Justin Trevino – Honky-tonk hero
Justin Trevino was onstage, singing about yet another contender in the Broken Hearts Futurity: “There’s no one to talk to/No one to care/There’s just two empty glasses/And one empty chair…”
Simultaneously, a muted TV mounted over the bar to Trevino’s immediate right was showing some ghastly National Geographic documentary about mummies and the unearthing thereof. Gaping skulls, disinterred corpses, and dismembered bones draped with dessicated bits of flesh capered across the screen…it was all too honky-tonk gothic for words. Flannery O’Connor or even Johnny (“Pardon Me, I’ve Got Someone To Kill”) Paycheck would have taken one look at the macabre juxtaposition and gone, like, “Whoa, dude.”
Trevino, playing bass and singing lead in his distinctive tenor voice, wasn’t cognizant of the black comedic juxtaposition; he has been blind since birth. He finished the sad song and promptly moved on to another one: “You must think I look bad with a smile/You haven’t let me wear one in such a long, long while…”
The small crowd at Ginny’s Little Longhorn, the North Austin beer joint where Trevino was playing on this mild November night, whooped with approbation when he finished. Vintage songs about drinking, cheating and broken hearts — preferably combining all three in a sort of Breakdown Trifecta — are the emotional balm of choice at Ginny’s, where most of the crowd looks about half-past forty. By and large, they drink not socially, but rather like they are trying to put the day (or maybe the year) behind them as quickly as possible.
Ginny’s as a whole is a sort of living example — sort of like colonial Williamsburg — of life before lite beer, “No Smoking” signs and wussified country music. There is a jar of pickled eggs and another of pickled sausage (two of the Four Basic Beer Joint Food Groups) on the bar. Happy Hour starts at 9 a.m., with $1.50 beer specials (not a huge discount, as beer goes for about two bucks at showtime). Those for whom beer is merely a prelude for serious drinking can bring in their quarts of Scotch or Canadian whisky and buy set-ups, the better to complement musical sentiments such as, “Help me drink her memory to this lonely room,” or, “One is lonely/Two’s a marriage/Three’s a crowd.”

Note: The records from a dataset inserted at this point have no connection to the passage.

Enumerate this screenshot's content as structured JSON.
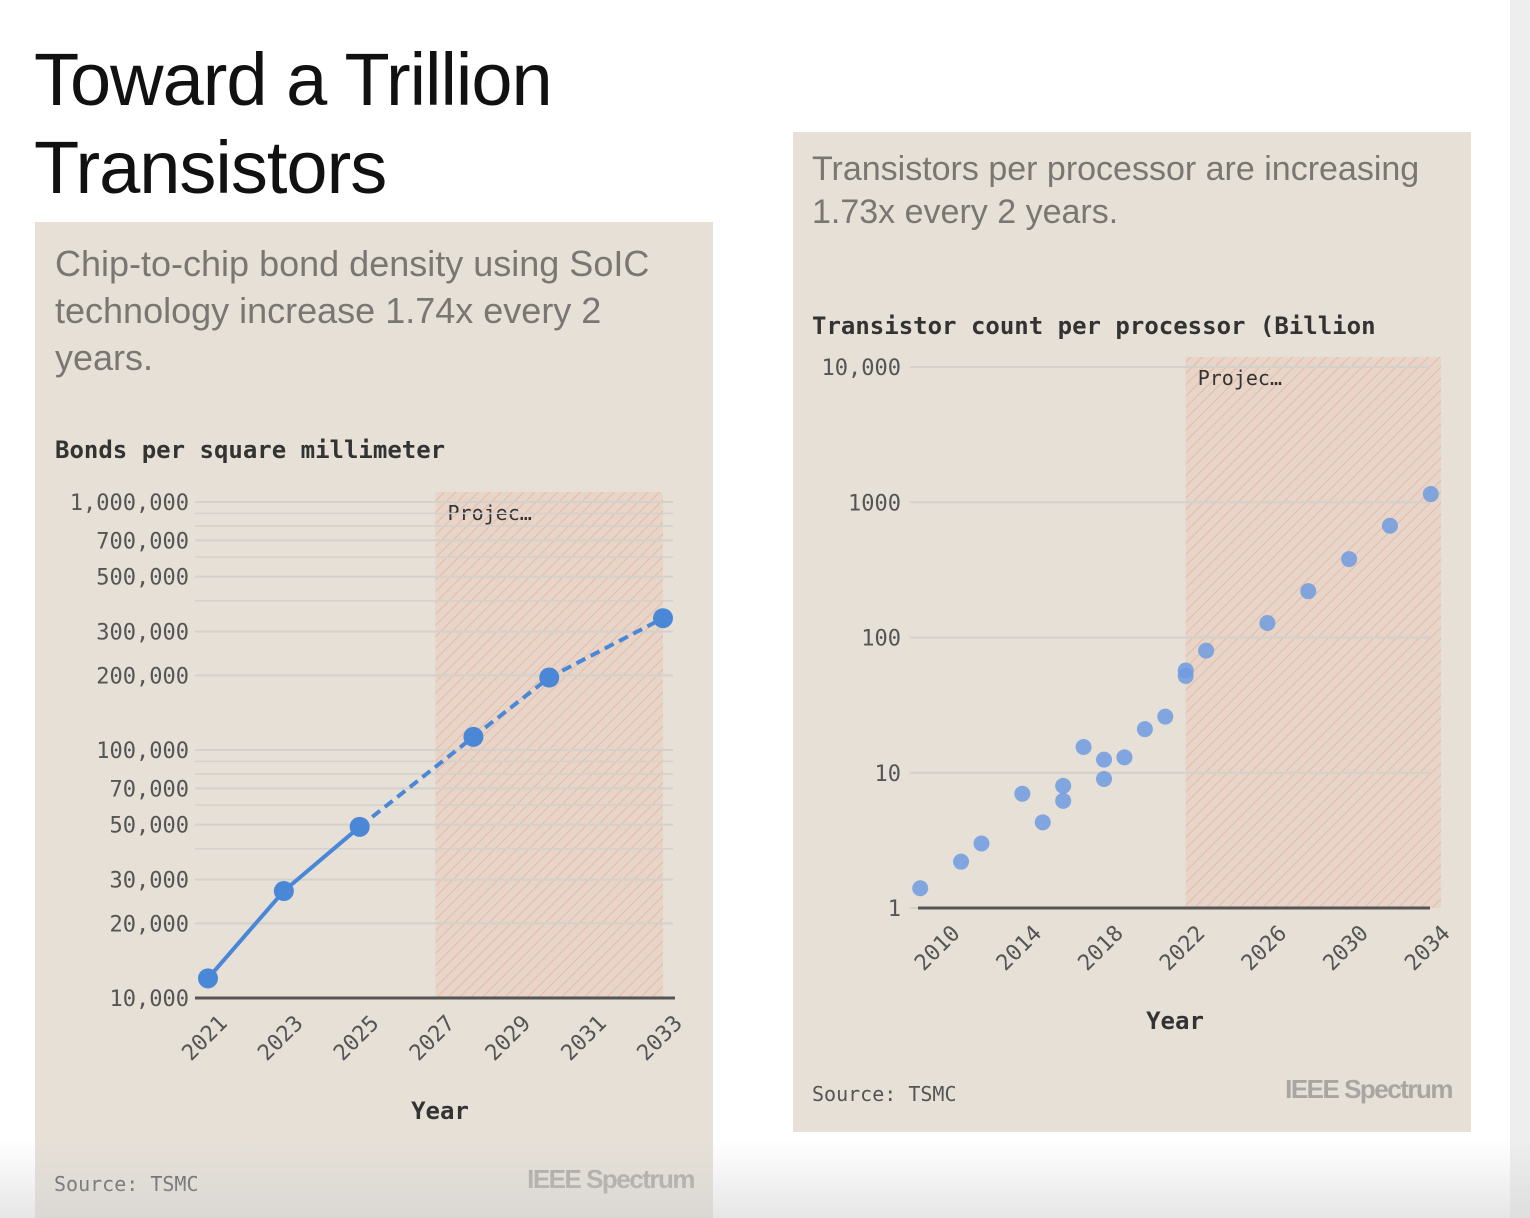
{
  "page": {
    "title_line1": "Toward a Trillion",
    "title_line2": "Transistors"
  },
  "colors": {
    "panel_bg": "#e6e0d7",
    "series": "#4a87d6",
    "scatter": "#6e9be0",
    "projection": "#e8a487",
    "grid": "#d4d0cb",
    "axis": "#555555"
  },
  "left": {
    "subtitle": "Chip-to-chip bond density using SoIC technology increase 1.74x every 2 years.",
    "source": "Source: TSMC",
    "brand": "IEEE Spectrum",
    "chart_title": "Bonds per square millimeter"
  },
  "right": {
    "subtitle": "Transistors per processor are increasing 1.73x every 2 years.",
    "source": "Source: TSMC",
    "brand": "IEEE Spectrum",
    "chart_title": "Transistor count per processor (Billion"
  },
  "chart_data": [
    {
      "type": "line",
      "title": "Bonds per square millimeter",
      "xlabel": "Year",
      "ylabel": "",
      "yscale": "log",
      "ylim": [
        10000,
        1000000
      ],
      "xlim": [
        2021,
        2033
      ],
      "x_ticks": [
        "2021",
        "2023",
        "2025",
        "2027",
        "2029",
        "2031",
        "2033"
      ],
      "y_ticks": [
        {
          "value": 10000,
          "label": "10,000"
        },
        {
          "value": 20000,
          "label": "20,000"
        },
        {
          "value": 30000,
          "label": "30,000"
        },
        {
          "value": 50000,
          "label": "50,000"
        },
        {
          "value": 70000,
          "label": "70,000"
        },
        {
          "value": 100000,
          "label": "100,000"
        },
        {
          "value": 200000,
          "label": "200,000"
        },
        {
          "value": 300000,
          "label": "300,000"
        },
        {
          "value": 500000,
          "label": "500,000"
        },
        {
          "value": 700000,
          "label": "700,000"
        },
        {
          "value": 1000000,
          "label": "1,000,000"
        }
      ],
      "projection": {
        "from": 2027,
        "to": 2033,
        "label": "Projec…"
      },
      "series": [
        {
          "style": "solid",
          "points": [
            [
              2021,
              12000
            ],
            [
              2023,
              27000
            ],
            [
              2025,
              49000
            ]
          ]
        },
        {
          "style": "dashed",
          "points": [
            [
              2025,
              49000
            ],
            [
              2028,
              113000
            ],
            [
              2030,
              196000
            ],
            [
              2033,
              340000
            ]
          ]
        }
      ],
      "grid": true
    },
    {
      "type": "scatter",
      "title": "Transistor count per processor (Billion",
      "xlabel": "Year",
      "ylabel": "",
      "yscale": "log",
      "ylim": [
        1,
        10000
      ],
      "xlim": [
        2008.5,
        2034.5
      ],
      "x_ticks": [
        "2010",
        "2014",
        "2018",
        "2022",
        "2026",
        "2030",
        "2034"
      ],
      "y_ticks": [
        {
          "value": 1,
          "label": "1"
        },
        {
          "value": 10,
          "label": "10"
        },
        {
          "value": 100,
          "label": "100"
        },
        {
          "value": 1000,
          "label": "1000"
        },
        {
          "value": 10000,
          "label": "10,000"
        }
      ],
      "projection": {
        "from": 2022,
        "to": 2034.5,
        "label": "Projec…"
      },
      "points": [
        [
          2009,
          1.4
        ],
        [
          2011,
          2.2
        ],
        [
          2012,
          3.0
        ],
        [
          2014,
          7.0
        ],
        [
          2015,
          4.3
        ],
        [
          2016,
          8.0
        ],
        [
          2016,
          6.2
        ],
        [
          2017,
          15.5
        ],
        [
          2018,
          12.5
        ],
        [
          2018,
          9.0
        ],
        [
          2019,
          13.0
        ],
        [
          2020,
          21.0
        ],
        [
          2021,
          26.0
        ],
        [
          2022,
          52.0
        ],
        [
          2022,
          57.0
        ],
        [
          2023,
          80.0
        ],
        [
          2026,
          128.0
        ],
        [
          2028,
          220.0
        ],
        [
          2030,
          380.0
        ],
        [
          2032,
          670.0
        ],
        [
          2034,
          1150.0
        ]
      ],
      "grid": true
    }
  ]
}
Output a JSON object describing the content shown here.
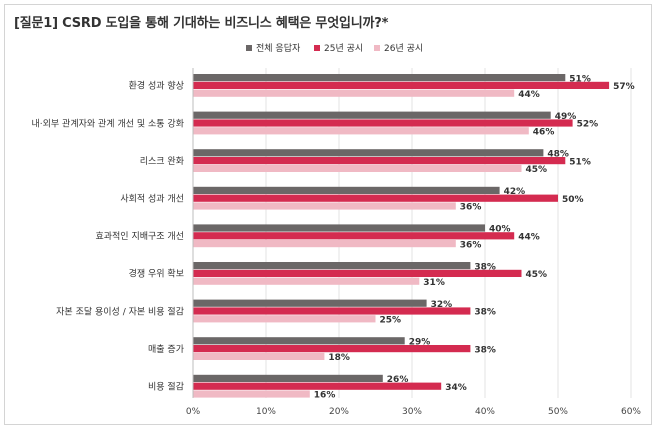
{
  "title": "[질문1] CSRD 도입을 통해 기대하는 비즈니스 혜택은 무엇입니까?*",
  "chart_data": {
    "type": "bar",
    "orientation": "horizontal",
    "categories": [
      "환경 성과 향상",
      "내·외부 관계자와 관계 개선 및 소통 강화",
      "리스크 완화",
      "사회적 성과 개선",
      "효과적인 지배구조 개선",
      "경쟁 우위 확보",
      "자본 조달 용이성 / 자본 비용 절감",
      "매출 증가",
      "비용 절감"
    ],
    "series": [
      {
        "name": "전체 응답자",
        "color": "#6b6767",
        "values": [
          51,
          49,
          48,
          42,
          40,
          38,
          32,
          29,
          26
        ]
      },
      {
        "name": "25년 공시",
        "color": "#d42b50",
        "values": [
          57,
          52,
          51,
          50,
          44,
          45,
          38,
          38,
          34
        ]
      },
      {
        "name": "26년 공시",
        "color": "#f0b9c4",
        "values": [
          44,
          46,
          45,
          36,
          36,
          31,
          25,
          18,
          16
        ]
      }
    ],
    "value_suffix": "%",
    "xlim": [
      0,
      60
    ],
    "xticks": [
      "0%",
      "10%",
      "20%",
      "30%",
      "40%",
      "50%",
      "60%"
    ],
    "legend_position": "top-right",
    "grid": true
  }
}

Trevino and his band play at Ginny’s roughly every other Tuesday, and he and the place seem made for each other. Both, in their way, pay homage to an era and a style of country music that is coming to seem increasingly anachronistic and remote.
In Trevino’s case, he lives and breathes the Texas Shuffle, that swinging beat made popular by honky-tonk veterans such as Johnny Bush, Ernest Tubb, Ray Price, Hank Thompson, Floyd Tillman, Faron Young and others. With its hastening, anticipatory rhythm that seems to propel the music (and dancing couples) at a headlong pace, the shuffle was the ideal mechanism to cut through barroom chatter, keeping the dance floor filled and the drinks moving. It was and remains an exhilarating sound.
Trevino lives shuffles, breathes them, and, for all anyone this side of his wife Cissy knows, dreams them, too. He knows their distinctive minutiae the way a cartographer knows a piece of geography.
Asked before his set to describe a Texas-style shuffle for a benighted soul who has never heard one, Trevino took a deep breath and assumed something like a professorial tone. (Trevino was sitting in his van in back of the saloon as he spoke. The reporter beside him turned on the overhead light to make sure his tape recorder was working properly, and apologized for breaking the mood before realizing the light was irrelevant to Trevino. In his performer’s context, Trevino seems to treat his handicap almost as an afterthought.)
“Well…there’s the walking bass, and the drums are playing something like a swing beat, but with an added note between the one and the two and between the three and the four…” He tapped the jaunty rhythm out on the dashboard by way of illustration. “And the piano player, if you’re lucky enough to have one, doubles the bass line with his left hand and plays the upbeats with his right hand, right along with the high hat [cymbal].
“Plus, pedal steel guitar, and either one, two or three fiddles, and maybe a lead guitar player playing an occasional fill,” he continued. “One of the things for me that separates the Texas shuffle from the West Coast shuffle is that we tend to be more fiddle and steel heavy in our lead sections, whereas on the West Coast they are a little more geared toward lead guitar instead of fiddle.”
Here endeth the lecture. “It’s a lot easier to show somebody by sitting them down and having them listen to it instead of trying to describe it in words,” Trevino said with an infectious smile. “It’s an undeniable beat, though.